GREG GRANDIN: Oh, in November 1986, the Iran-Contra scandal broke in the press. A small article in a Lebanese newspaper reported that the US’s rogue agents within the National Security Council of the US sold missiles to Iran illegally, and then later on it was reported that the money was diverted to support the Contras, bypassing a congressional law prohibiting funding of the anti-communist mercenaries, which were set up to destabilize the Sandinista government. And a scandal went on for years and led to multiple investigations. But it kind of petered out in many ways. It didn’t really damage the Republicans. George H.W. Bush was elected, I think, a month after the Senate report was released. He went on to pardon everybody who was convicted under Iran-Contra, including Elliott — including a number of people in the current administration. What is has to do —

AMY GOODMAN: Elliott Abrams.

GREG GRANDIN: Elliott Abrams and a number of other people. What it has to do with the current moment is that Iran-Contra and Reagan’s Central American policy more broadly goes back to the point that I made earlier, that the United States turns to Latin America to regroup after crises, after global crises. And this was the Reagan administration, the rising new right, the rising conservative movement coming to power in early 1981, turning to Latin America to respond to the serial cascading crises of the 1970s — economic, political, a moral crisis, which really discredited American power in the world.

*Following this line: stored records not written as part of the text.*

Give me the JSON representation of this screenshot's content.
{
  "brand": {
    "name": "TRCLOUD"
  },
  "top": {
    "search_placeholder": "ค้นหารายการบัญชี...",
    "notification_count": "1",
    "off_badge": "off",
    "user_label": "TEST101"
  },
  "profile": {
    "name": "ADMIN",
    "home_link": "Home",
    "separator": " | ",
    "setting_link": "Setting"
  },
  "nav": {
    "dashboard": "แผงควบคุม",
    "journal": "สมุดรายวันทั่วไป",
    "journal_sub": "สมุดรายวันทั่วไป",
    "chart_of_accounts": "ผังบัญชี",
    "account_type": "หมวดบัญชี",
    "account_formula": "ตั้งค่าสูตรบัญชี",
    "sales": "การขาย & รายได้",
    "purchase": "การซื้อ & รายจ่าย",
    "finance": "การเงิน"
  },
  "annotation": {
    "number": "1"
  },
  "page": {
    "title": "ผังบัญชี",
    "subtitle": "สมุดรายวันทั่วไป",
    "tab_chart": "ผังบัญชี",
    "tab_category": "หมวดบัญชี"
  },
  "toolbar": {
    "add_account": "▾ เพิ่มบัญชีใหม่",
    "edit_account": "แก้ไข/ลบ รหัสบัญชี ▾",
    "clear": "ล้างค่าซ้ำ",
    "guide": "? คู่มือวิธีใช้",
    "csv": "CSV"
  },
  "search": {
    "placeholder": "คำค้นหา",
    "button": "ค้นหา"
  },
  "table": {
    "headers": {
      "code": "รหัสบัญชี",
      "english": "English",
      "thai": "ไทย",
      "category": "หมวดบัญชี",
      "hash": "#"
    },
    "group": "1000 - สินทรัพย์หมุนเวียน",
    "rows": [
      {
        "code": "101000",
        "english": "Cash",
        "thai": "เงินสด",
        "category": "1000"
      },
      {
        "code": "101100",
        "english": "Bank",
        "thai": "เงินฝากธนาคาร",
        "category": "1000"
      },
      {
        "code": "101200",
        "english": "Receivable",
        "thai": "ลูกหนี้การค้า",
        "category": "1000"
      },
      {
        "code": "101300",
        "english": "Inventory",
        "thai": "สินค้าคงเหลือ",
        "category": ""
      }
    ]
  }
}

And Central America really becomes the crucible that brings together the different foreign policy constituents, which make up — which kind of stand behind George Bush’s post-9/11 kind of revolution in diplomatic affairs. In particular, it brought together for the first time first generation of neoconservative intellectuals and the religious right, and these are the two groups which give Bush’s preemptive warfare doctrine both its legal and intellectual legitimacy — that’s the neoconservatives — and its grassroots energy — and that’s the religious right. That alliance kind of comes apart after the election of George H.W. Bush and then obviously during the Clinton administration, but after 9/11 it reforms.

Iran-Contra really is about the conservative movement’s first sustained attempt to the restore the power of the imperial presidency to wage unencumbered, unauthorized war vis-á-vis the congressional and judicial branch, this kind of theory of strong executive power that’s now in the news that the Bush administration has been a staunch defender of. This really goes back in many ways to Iran-Contra as the first kind of sustained attempt to kind of roll back all of those restrictions placed on the executive branch in the wake of Vietnam and the wake of Watergate. And that’s what Iran-Contra was.

AMY GOODMAN: Well, Greg Grandin and Steve Ellner, I want to thank you both very much for joining us. Greg Grandin, the author of Empire’s Workshop: Latin America, the United States, and the Rise of the New Imperialism, and Steve Ellner, who teaches political science in Venezuela and is co-author of the new book, Venezuela: Hugo Chavez and the Decline of an Exceptional Democracy.